2.Davalı ... vekili istinaf dilekçesinde özetle; davanın reddine ilişkin kararın yerinde olduğunu, ancak vekalet ücreti miktarına katılmadıklarını, nispi vekalet ücretine hükmedilmesi gerekirken maktu vekalet ücretine hükmedildiğini belirterek Yerel Mahkeme kararının itirazları doğrultusunda kaldırılmasını talep etmiştir.
C. Gerekçe ve Sonuç
Bölge Adliye Mahkemesinin yukarıda tarih ve sayısı belirtilen kararı ile; ... Mahallesi 134 ada 502 parsel sayılı taşınmazın tescil kayıtlarına göre ilk parsel numarasının 443 olduğu, 21.01.1974 tarihinde yapılan kadastro çalışmaları neticesinde tamamının senetsizden Hazine adına tespit gördüğü, ilan süresi içerisinde 08.03.1974 tarihinde yapılan itiraz üzerine Tapulama Komisyonunca incelenen itirazın 07.03.1980 tarihinde reddine karar verildiği, Tapulama Komisyonu kararının 20.10.1982 tarihinde yeniden itiraz edilmeden kesinleştiği, daha sonra yapılan 03.11.2010 tarihli yenileme kadastrosu sonucunda 134 ada 502 parsel numarasını aldığı, 3402 sayılı Kadastro Kanunu'nun 12/3 üncü maddesi uyarınca açılan davanın hak düşürücü süreden reddine ilişkin verilen kararın usul ve yasaya uygun olduğu gerekçesiyle davacı vekilinin ve davalı ... vekilinin istinaf istemlerinin esastan reddine karar verilmiştir.
V. TEMYİZ
A. Temyiz Yoluna Başvuranlar
Mahkemenin yukarıda belirtilen kararına karşı süresi içinde davacı vekili temyiz isteminde bulunmuştur.
B. Temyiz Sebepleri
Davacı vekili temyiz dilekçesinde; istinaf dilekçesinde ileri sürdüğü nedenlerle kararın bozulmasını talep etmiştir.
C. Gerekçe
1. Uyuşmazlık ve Hukuki Nitelendirme
Dava, kadastro öncesi nedene dayalı tapu iptali-tescil istemine ilişkindir.
2. İlgili Hukuk
3402 sayılı Kadastro Kanunu'nun 12/3 üncü maddesi.
3. Değerlendirme
1. Dava konusu taşınmazın Maliye Hazinesi adına tarla vasfı ile tespit edildiği ve kadastro tespitinin 26.10.1982 tarihinde kesinleştiği, kadastro öncesi nedenlere dayalı olarak 25.01.2019 tarihinde açılan davanın 3402 sayılı Kadastro Kanunu'nun 12 inci maddesinin üçüncü fıkrasında belirtilen 10 yıllık hak düşürücü süre geçtikten sonra açıldığı anlaşılmıştır.

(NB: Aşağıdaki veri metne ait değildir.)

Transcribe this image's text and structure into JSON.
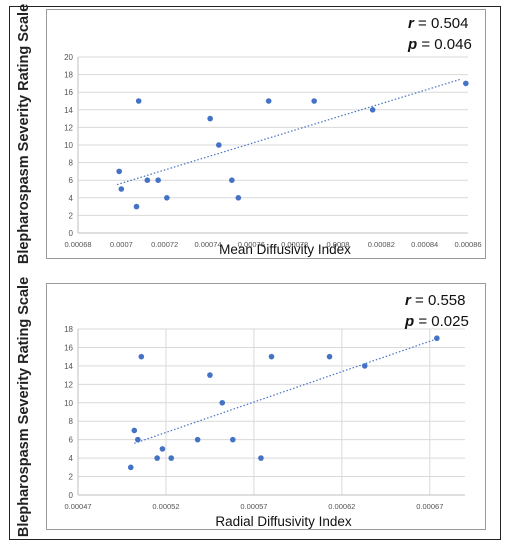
{
  "y_axis_label": "Blepharospasm Severity Rating Scale",
  "chart_data": [
    {
      "type": "scatter",
      "xlabel": "Mean Diffusivity Index",
      "ylabel": "Blepharospasm Severity Rating Scale",
      "xlim": [
        0.00068,
        0.00086
      ],
      "ylim": [
        0,
        20
      ],
      "x_ticks": [
        "0.00068",
        "0.0007",
        "0.00072",
        "0.00074",
        "0.00076",
        "0.00078",
        "0.0008",
        "0.00082",
        "0.00084",
        "0.00086"
      ],
      "y_ticks": [
        "0",
        "2",
        "4",
        "6",
        "8",
        "10",
        "12",
        "14",
        "16",
        "18",
        "20"
      ],
      "grid": "horizontal",
      "points": [
        {
          "x": 0.000699,
          "y": 7
        },
        {
          "x": 0.0007,
          "y": 5
        },
        {
          "x": 0.000707,
          "y": 3
        },
        {
          "x": 0.000708,
          "y": 15
        },
        {
          "x": 0.000712,
          "y": 6
        },
        {
          "x": 0.000717,
          "y": 6
        },
        {
          "x": 0.000721,
          "y": 4
        },
        {
          "x": 0.000741,
          "y": 13
        },
        {
          "x": 0.000745,
          "y": 10
        },
        {
          "x": 0.000751,
          "y": 6
        },
        {
          "x": 0.000754,
          "y": 4
        },
        {
          "x": 0.000768,
          "y": 15
        },
        {
          "x": 0.000789,
          "y": 15
        },
        {
          "x": 0.000816,
          "y": 14
        },
        {
          "x": 0.000859,
          "y": 17
        }
      ],
      "trendline": {
        "x": [
          0.000698,
          0.000857
        ],
        "y": [
          5.5,
          17.5
        ],
        "style": "dotted"
      },
      "r_label": "r",
      "r_value": "= 0.504",
      "p_label": "p",
      "p_value": "= 0.046",
      "color": "#4472c4"
    },
    {
      "type": "scatter",
      "xlabel": "Radial Diffusivity Index",
      "ylabel": "Blepharospasm Severity Rating Scale",
      "xlim": [
        0.00047,
        0.00069
      ],
      "ylim": [
        0,
        18
      ],
      "x_ticks": [
        "0.00047",
        "0.00052",
        "0.00057",
        "0.00062",
        "0.00067"
      ],
      "y_ticks": [
        "0",
        "2",
        "4",
        "6",
        "8",
        "10",
        "12",
        "14",
        "16",
        "18"
      ],
      "grid": "both",
      "points": [
        {
          "x": 0.0005,
          "y": 3
        },
        {
          "x": 0.000502,
          "y": 7
        },
        {
          "x": 0.000504,
          "y": 6
        },
        {
          "x": 0.000506,
          "y": 15
        },
        {
          "x": 0.000515,
          "y": 4
        },
        {
          "x": 0.000518,
          "y": 5
        },
        {
          "x": 0.000523,
          "y": 4
        },
        {
          "x": 0.000538,
          "y": 6
        },
        {
          "x": 0.000545,
          "y": 13
        },
        {
          "x": 0.000552,
          "y": 10
        },
        {
          "x": 0.000558,
          "y": 6
        },
        {
          "x": 0.000574,
          "y": 4
        },
        {
          "x": 0.00058,
          "y": 15
        },
        {
          "x": 0.000613,
          "y": 15
        },
        {
          "x": 0.000633,
          "y": 14
        },
        {
          "x": 0.000674,
          "y": 17
        }
      ],
      "trendline": {
        "x": [
          0.000502,
          0.000672
        ],
        "y": [
          5.6,
          16.8
        ],
        "style": "dotted"
      },
      "r_label": "r",
      "r_value": "= 0.558",
      "p_label": "p",
      "p_value": "= 0.025",
      "color": "#4472c4"
    }
  ]
}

2. Bölge adliye mahkemelerinin nihai kararlarının bozulması 6100 sayılı Kanun'un 371 inci maddesinde yer alan sebeplerden birinin varlığı hâlinde mümkündür.
3. Temyizen incelenen karar; tarafların karşılıklı iddia ve savunmalarına, dayandıkları belgelere, uyuşmazlığa uygulanması gereken hukuk kuralları ile hukuki ilişkinin nitelendirilmesine, dava şartlarına, yargılama ve ispat kuralları ile kararda belirtilen gerekçelere, davası tefrik edilmesi ile taraf sıfatı kalmayan ...'ın karar başlığında davacı olarak gösterilmesinin de mahallinde düzeltilebilir bir maddi hata olarak görülmüş olmasına göre usul ve kanuna uygun olup davacı vekili tarafından temyiz dilekçesinde ileri sürülen nedenler kararın bozulmasını gerektirecek nitelikte görülmemiştir.
VI. KARAR
Açıklanan sebeplerle;
Davacı vekilinin temyiz itirazının reddiyle Bölge Adliye Mahkemesi kararının 6100 sayılı Kanun'un 370 inci maddesinin birinci fıkrası uyarınca ONANMASINA,
Aşağıda yazılı 157,75 TL bakiye onama harcının temyiz eden davacıdan alınmasına,
Dosyanın İlk Derece Mahkemesine, kararın bir örneğinin Bölge Adliye Mahkemesine gönderilmesine,
06.03.2024 tarihinde kesin olmak üzere oy birliğiyle karar verildi.